Posted by Elly Blue (Columnist) on February 22nd, 2010 at 8:30 am
– What did the big quake do to Haiti’s transportation and urban infrastructure? And what was it like before? This photo essay tells part of the story.
– Federal funding has been withheld from a controversial light rail project in the Bay Area after local organizations filed a Civil Rights Act complaint stating that the project would result in increased fares and decreased service for low-income residents. See more details on the project’s history here.
– A federal judge in New York City has upheld rule limiting the number of people allowed to ride bikes together without permits to 50. The rule was created by the Manhattan police department in response to Critical Mass rides.
– Anchorage, Alaska is considering a bill that would mean that anyone riding a bicycle on a sidewalk or bike path would have to yield to cars at intersections (regardless of signal phase) and at driveways. Current city law requires the people in cars to yield.
– While there’s a chance that some cars may accelerate out of control, the greater danger still comes from people’s driving behavior.
– San Francisco is going all out for electric cars.
– The Pacific Northwest has the highest internet usage in the nation, and the Sightline Institute wonders what that means for transportation.
– In Dubai last week, city employees were asked to observe a Car-Free Day by leaving their cars at home. Municipal parking lots sat empty all day (though surrounding neighborhoods experienced a surge in demand for parking).

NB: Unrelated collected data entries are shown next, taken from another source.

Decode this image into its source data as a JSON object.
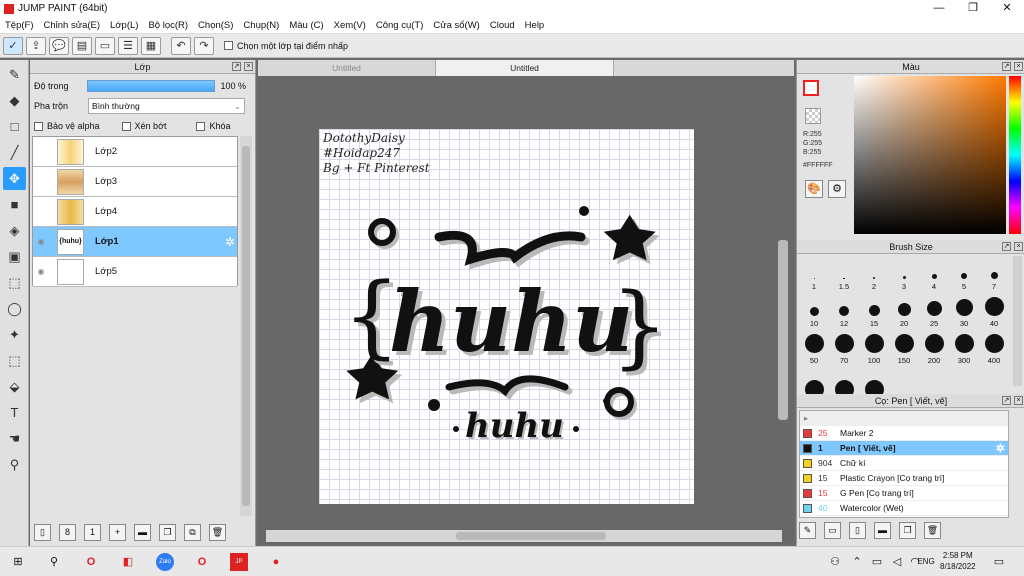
{
  "app": {
    "title": "JUMP PAINT (64bit)"
  },
  "menu": [
    "Tệp(F)",
    "Chỉnh sửa(E)",
    "Lớp(L)",
    "Bộ lọc(R)",
    "Chọn(S)",
    "Chụp(N)",
    "Màu (C)",
    "Xem(V)",
    "Công cụ(T)",
    "Cửa sổ(W)",
    "Cloud",
    "Help"
  ],
  "toolbar": {
    "ref_layer_label": "Chọn một lớp tại điểm nhấp"
  },
  "layer_panel": {
    "title": "Lớp",
    "opacity_label": "Độ trong",
    "opacity_value": "100 %",
    "blend_label": "Pha trộn",
    "blend_value": "Bình thường",
    "protect_alpha": "Bảo vệ alpha",
    "clipping": "Xén bớt",
    "lock": "Khóa",
    "layers": [
      {
        "name": "Lớp2",
        "active": false
      },
      {
        "name": "Lớp3",
        "active": false
      },
      {
        "name": "Lớp4",
        "active": false
      },
      {
        "name": "Lớp1",
        "active": true
      },
      {
        "name": "Lớp5",
        "active": false
      }
    ]
  },
  "canvas": {
    "tabs": [
      "Untitled",
      "Untitled"
    ],
    "text_lines": [
      "DotothyDaisy",
      "#Hoidap247",
      "Bg + Ft Pinterest"
    ],
    "main_word": "huhu",
    "sub_word": "huhu"
  },
  "color_panel": {
    "title": "Màu",
    "r": "R:255",
    "g": "G:255",
    "b": "B:255",
    "hex": "#FFFFFF"
  },
  "brush_size": {
    "title": "Brush Size",
    "sizes": [
      "1",
      "1.5",
      "2",
      "3",
      "4",
      "5",
      "7",
      "10",
      "12",
      "15",
      "20",
      "25",
      "30",
      "40",
      "50",
      "70",
      "100",
      "150",
      "200",
      "300",
      "400",
      "",
      "",
      ""
    ]
  },
  "tool_panel": {
    "title": "Cọ: Pen [ Viết, vẽ]",
    "tools": [
      {
        "size": "25",
        "name": "Marker 2",
        "color": "#e83a3a",
        "active": false
      },
      {
        "size": "1",
        "name": "Pen [ Viết, vẽ]",
        "color": "#111111",
        "active": true
      },
      {
        "size": "904",
        "name": "Chữ kí",
        "color": "#f2d21b",
        "active": false
      },
      {
        "size": "15",
        "name": "Plastic Crayon [Cọ trang trí]",
        "color": "#f2d21b",
        "active": false
      },
      {
        "size": "15",
        "name": "G Pen [Cọ trang trí]",
        "color": "#e83a3a",
        "active": false
      },
      {
        "size": "40",
        "name": "Watercolor (Wet)",
        "color": "#6fd3f2",
        "active": false
      }
    ]
  },
  "taskbar": {
    "time": "2:58 PM",
    "date": "8/18/2022",
    "lang": "ENG"
  },
  "colors": {
    "accent": "#2a9cff",
    "selection": "#7fc8ff"
  }
}
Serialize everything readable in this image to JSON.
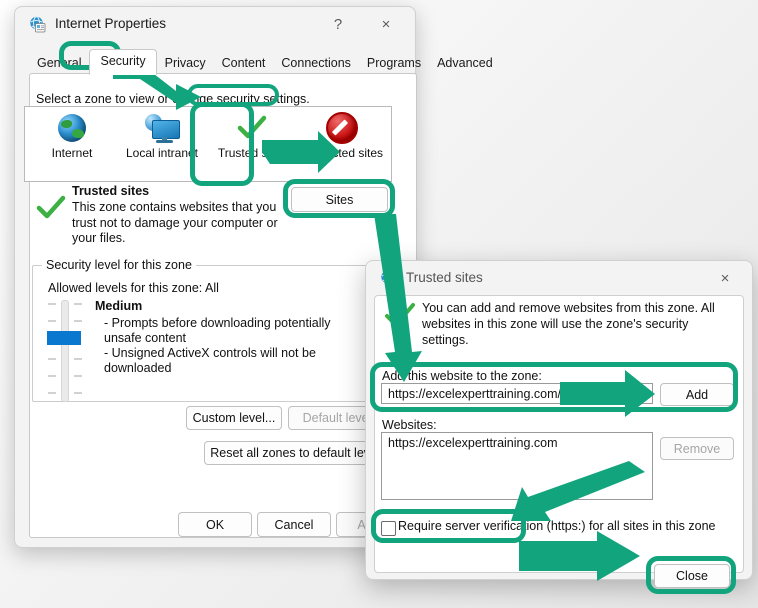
{
  "accent": {
    "highlight_green": "#12a47c",
    "check_green": "#3cb043",
    "slider_blue": "#0b78d0",
    "restricted_red": "#c00000"
  },
  "main_dialog": {
    "title": "Internet Properties",
    "icon": "internet-properties-icon",
    "help_button": "?",
    "close_button": "×",
    "tabs": [
      {
        "label": "General",
        "active": false
      },
      {
        "label": "Security",
        "active": true
      },
      {
        "label": "Privacy",
        "active": false
      },
      {
        "label": "Content",
        "active": false
      },
      {
        "label": "Connections",
        "active": false
      },
      {
        "label": "Programs",
        "active": false
      },
      {
        "label": "Advanced",
        "active": false
      }
    ],
    "zone_prompt": "Select a zone to view or change security settings.",
    "zones": [
      {
        "label": "Internet",
        "icon": "globe-icon"
      },
      {
        "label": "Local intranet",
        "icon": "intranet-monitor-icon"
      },
      {
        "label": "Trusted sites",
        "icon": "green-check-icon",
        "selected": true
      },
      {
        "label": "Restricted sites",
        "icon": "no-entry-icon"
      }
    ],
    "zone_description": {
      "icon": "green-check-icon",
      "heading": "Trusted sites",
      "body": "This zone contains websites that you trust not to damage your computer or your files."
    },
    "sites_button": "Sites",
    "security_level": {
      "group_title": "Security level for this zone",
      "allowed_levels": "Allowed levels for this zone: All",
      "level_name": "Medium",
      "bullets": [
        "- Prompts before downloading potentially unsafe content",
        "- Unsigned ActiveX controls will not be downloaded"
      ]
    },
    "custom_level_button": "Custom level...",
    "default_level_button": "Default level",
    "reset_button": "Reset all zones to default level",
    "ok_button": "OK",
    "cancel_button": "Cancel",
    "apply_button": "Apply"
  },
  "trusted_sites_dialog": {
    "title": "Trusted sites",
    "icon": "internet-properties-icon",
    "close_button": "×",
    "info_icon": "green-check-icon",
    "info_text": "You can add and remove websites from this zone. All websites in this zone will use the zone's security settings.",
    "add_label": "Add this website to the zone:",
    "add_input_value": "https://excelexperttraining.com/",
    "add_input_placeholder": "",
    "add_button": "Add",
    "websites_label": "Websites:",
    "websites": [
      "https://excelexperttraining.com"
    ],
    "remove_button": "Remove",
    "require_verification_label": "Require server verification (https:) for all sites in this zone",
    "require_verification_checked": false,
    "close_text_button": "Close"
  },
  "annotations": {
    "highlighted": [
      "security-tab",
      "zone-prompt-text",
      "trusted-sites-zone",
      "sites-button",
      "add-website-row",
      "require-verification-checkbox",
      "close-button"
    ],
    "arrow_count": 5
  }
}
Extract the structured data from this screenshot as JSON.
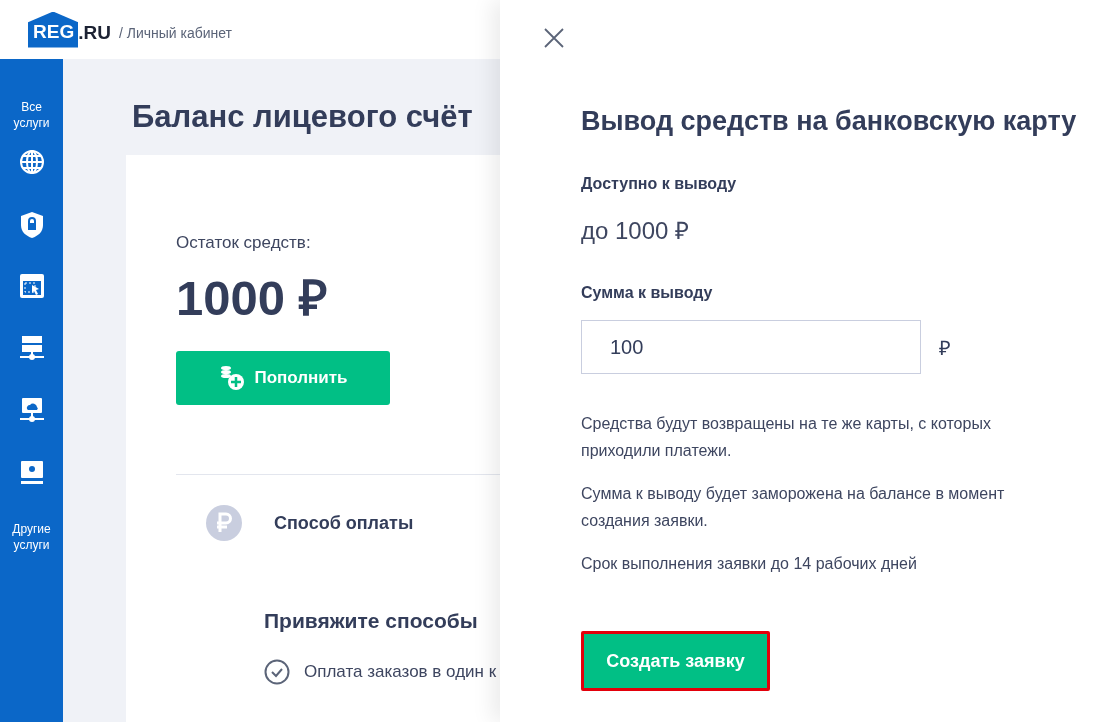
{
  "header": {
    "logo_text": "REG",
    "logo_suffix": ".RU",
    "breadcrumb": "/ Личный кабинет"
  },
  "sidebar": {
    "items": [
      {
        "kind": "text",
        "label": "Все услуги"
      },
      {
        "kind": "globe"
      },
      {
        "kind": "shield"
      },
      {
        "kind": "window"
      },
      {
        "kind": "server"
      },
      {
        "kind": "cloud"
      },
      {
        "kind": "monitor"
      },
      {
        "kind": "text",
        "label": "Другие услуги"
      }
    ]
  },
  "page": {
    "title": "Баланс лицевого счёт",
    "balance_label": "Остаток средств:",
    "balance": "1000 ₽",
    "topup_button": "Пополнить",
    "payment_method": "Способ оплаты",
    "bind_heading": "Привяжите способы",
    "benefit": "Оплата заказов в один к"
  },
  "drawer": {
    "title": "Вывод средств на банковскую карту",
    "available_label": "Доступно к выводу",
    "available_value": "до 1000 ₽",
    "amount_label": "Сумма к выводу",
    "amount_value": "100",
    "currency": "₽",
    "notes": [
      "Средства будут возвращены на те же карты, с которых приходили платежи.",
      "Сумма к выводу будет заморожена на балансе в момент создания заявки.",
      "Срок выполнения заявки до 14 рабочих дней"
    ],
    "submit_button": {
      "label": "Создать заявку",
      "highlighted": true
    }
  }
}
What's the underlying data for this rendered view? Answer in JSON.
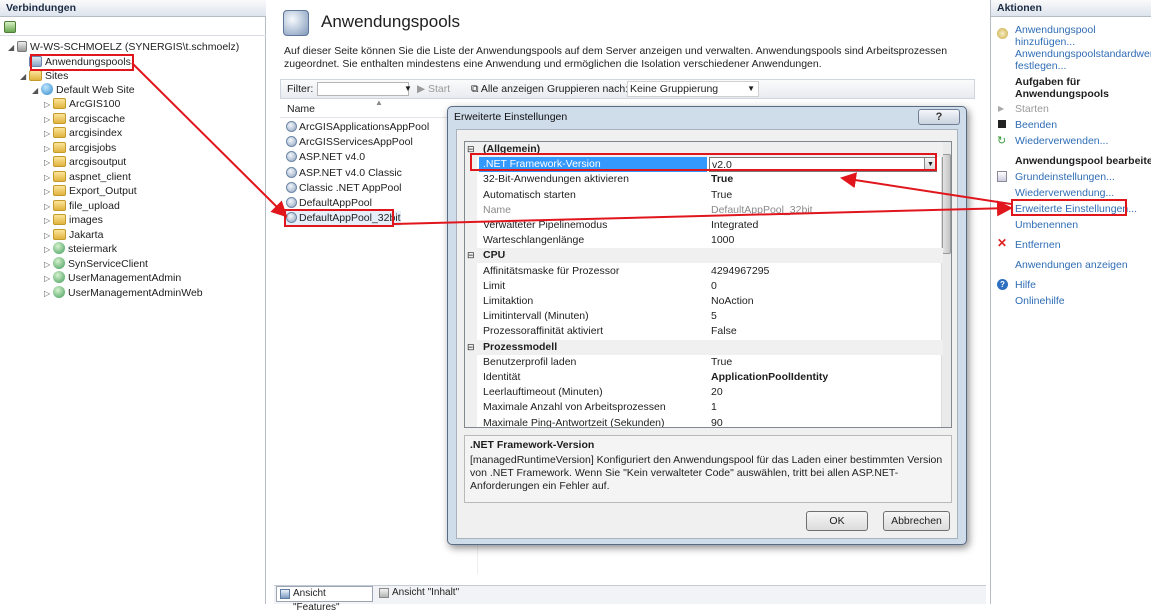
{
  "connections": {
    "title": "Verbindungen",
    "tree": [
      {
        "label": "W-WS-SCHMOELZ (SYNERGIS\\t.schmoelz)",
        "icon": "server-icon"
      },
      {
        "label": "Anwendungspools",
        "icon": "app-pool-icon"
      },
      {
        "label": "Sites",
        "icon": "folder-icon"
      },
      {
        "label": "Default Web Site",
        "icon": "globe-icon"
      },
      {
        "label": "ArcGIS100",
        "icon": "folder-icon"
      },
      {
        "label": "arcgiscache",
        "icon": "folder-icon"
      },
      {
        "label": "arcgisindex",
        "icon": "folder-icon"
      },
      {
        "label": "arcgisjobs",
        "icon": "folder-icon"
      },
      {
        "label": "arcgisoutput",
        "icon": "folder-icon"
      },
      {
        "label": "aspnet_client",
        "icon": "folder-icon"
      },
      {
        "label": "Export_Output",
        "icon": "folder-icon"
      },
      {
        "label": "file_upload",
        "icon": "folder-icon"
      },
      {
        "label": "images",
        "icon": "folder-icon"
      },
      {
        "label": "Jakarta",
        "icon": "folder-icon"
      },
      {
        "label": "steiermark",
        "icon": "application-icon"
      },
      {
        "label": "SynServiceClient",
        "icon": "application-icon"
      },
      {
        "label": "UserManagementAdmin",
        "icon": "application-icon"
      },
      {
        "label": "UserManagementAdminWeb",
        "icon": "application-icon"
      }
    ]
  },
  "main": {
    "title": "Anwendungspools",
    "description": "Auf dieser Seite können Sie die Liste der Anwendungspools auf dem Server anzeigen und verwalten. Anwendungspools sind Arbeitsprozessen zugeordnet. Sie enthalten mindestens eine Anwendung und ermöglichen die Isolation verschiedener Anwendungen.",
    "toolbar": {
      "filter_label": "Filter:",
      "start": "Start",
      "show_all": "Alle anzeigen",
      "group_label": "Gruppieren nach:",
      "group_value": "Keine Gruppierung"
    },
    "column_name": "Name",
    "pools": [
      "ArcGISApplicationsAppPool",
      "ArcGISServicesAppPool",
      "ASP.NET v4.0",
      "ASP.NET v4.0 Classic",
      "Classic .NET AppPool",
      "DefaultAppPool",
      "DefaultAppPool_32bit"
    ],
    "bottom_tabs": [
      "Ansicht \"Features\"",
      "Ansicht \"Inhalt\""
    ]
  },
  "actions": {
    "title": "Aktionen",
    "add_pool": "Anwendungspool hinzufügen...",
    "set_defaults": "Anwendungspoolstandardwerte festlegen...",
    "tasks_heading": "Aufgaben für Anwendungspools",
    "start": "Starten",
    "stop": "Beenden",
    "recycle": "Wiederverwenden...",
    "edit_heading": "Anwendungspool bearbeiten",
    "basic_settings": "Grundeinstellungen...",
    "recycling": "Wiederverwendung...",
    "advanced_settings": "Erweiterte Einstellungen...",
    "rename": "Umbenennen",
    "remove": "Entfernen",
    "view_apps": "Anwendungen anzeigen",
    "help": "Hilfe",
    "online_help": "Onlinehilfe"
  },
  "dialog": {
    "title": "Erweiterte Einstellungen",
    "close": "?",
    "rows": [
      {
        "type": "cat",
        "name": "(Allgemein)"
      },
      {
        "name": ".NET Framework-Version",
        "value": "v2.0",
        "selected": true
      },
      {
        "name": "32-Bit-Anwendungen aktivieren",
        "value": "True",
        "bold": true
      },
      {
        "name": "Automatisch starten",
        "value": "True"
      },
      {
        "name": "Name",
        "value": "DefaultAppPool_32bit",
        "dim": true
      },
      {
        "name": "Verwalteter Pipelinemodus",
        "value": "Integrated"
      },
      {
        "name": "Warteschlangenlänge",
        "value": "1000"
      },
      {
        "type": "cat",
        "name": "CPU"
      },
      {
        "name": "Affinitätsmaske für Prozessor",
        "value": "4294967295"
      },
      {
        "name": "Limit",
        "value": "0"
      },
      {
        "name": "Limitaktion",
        "value": "NoAction"
      },
      {
        "name": "Limitintervall (Minuten)",
        "value": "5"
      },
      {
        "name": "Prozessoraffinität aktiviert",
        "value": "False"
      },
      {
        "type": "cat",
        "name": "Prozessmodell"
      },
      {
        "name": "Benutzerprofil laden",
        "value": "True"
      },
      {
        "name": "Identität",
        "value": "ApplicationPoolIdentity",
        "bold": true
      },
      {
        "name": "Leerlauftimeout (Minuten)",
        "value": "20"
      },
      {
        "name": "Maximale Anzahl von Arbeitsprozessen",
        "value": "1"
      },
      {
        "name": "Maximale Ping-Antwortzeit (Sekunden)",
        "value": "90"
      }
    ],
    "desc_title": ".NET Framework-Version",
    "desc_text": "[managedRuntimeVersion] Konfiguriert den Anwendungspool für das Laden einer bestimmten Version von .NET Framework. Wenn Sie \"Kein verwalteter Code\" auswählen, tritt bei allen ASP.NET-Anforderungen ein Fehler auf.",
    "ok": "OK",
    "cancel": "Abbrechen"
  },
  "colors": {
    "highlight": "#e0161c",
    "link": "#2f6db5",
    "selection": "#3399ff"
  }
}
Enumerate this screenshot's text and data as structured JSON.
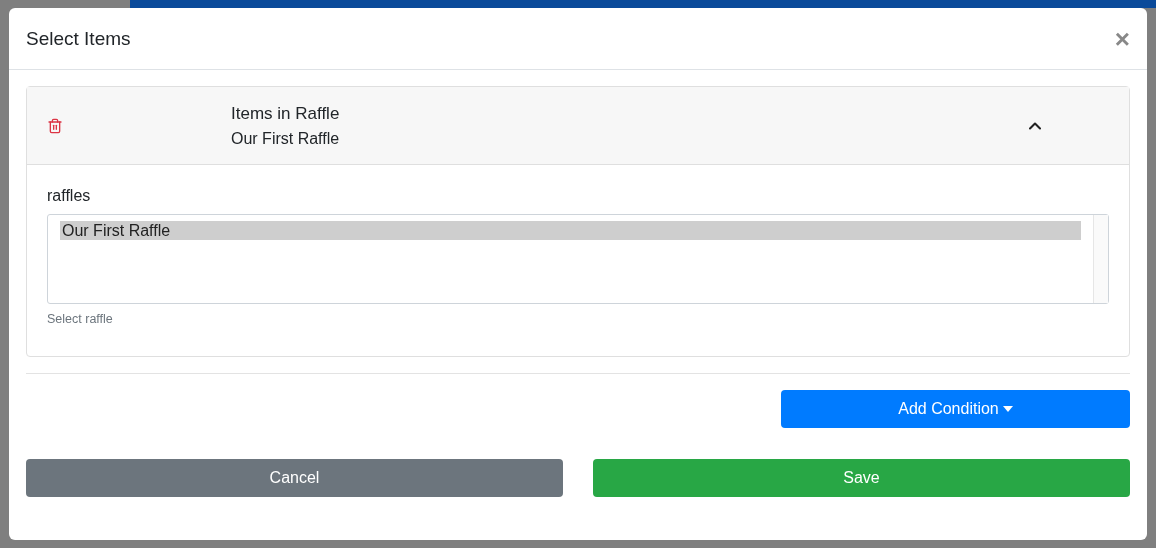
{
  "modal": {
    "title": "Select Items",
    "close": "×"
  },
  "conditions": [
    {
      "title": "Items in Raffle",
      "subtitle": "Our First Raffle",
      "expanded": true,
      "field": {
        "label": "raffles",
        "options": [
          {
            "label": "Our First Raffle",
            "selected": true
          }
        ],
        "help": "Select raffle"
      }
    }
  ],
  "add_button": {
    "label": "Add Condition"
  },
  "footer": {
    "cancel": "Cancel",
    "save": "Save"
  }
}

– Old photos show what happens when cities are given over too much to cars: Houston in the 1980s, Hartford before and after the interstate, both looking unfortunately similar to Rotterdam after the war.
– Video of the week: The latest StreetFilm captures a day in the bicycling life of Mike McGinn, the new mayor of Seattle. He rides 6.5 miles to work every day and his scheduler takes topography into account when planning his meetings and appearances.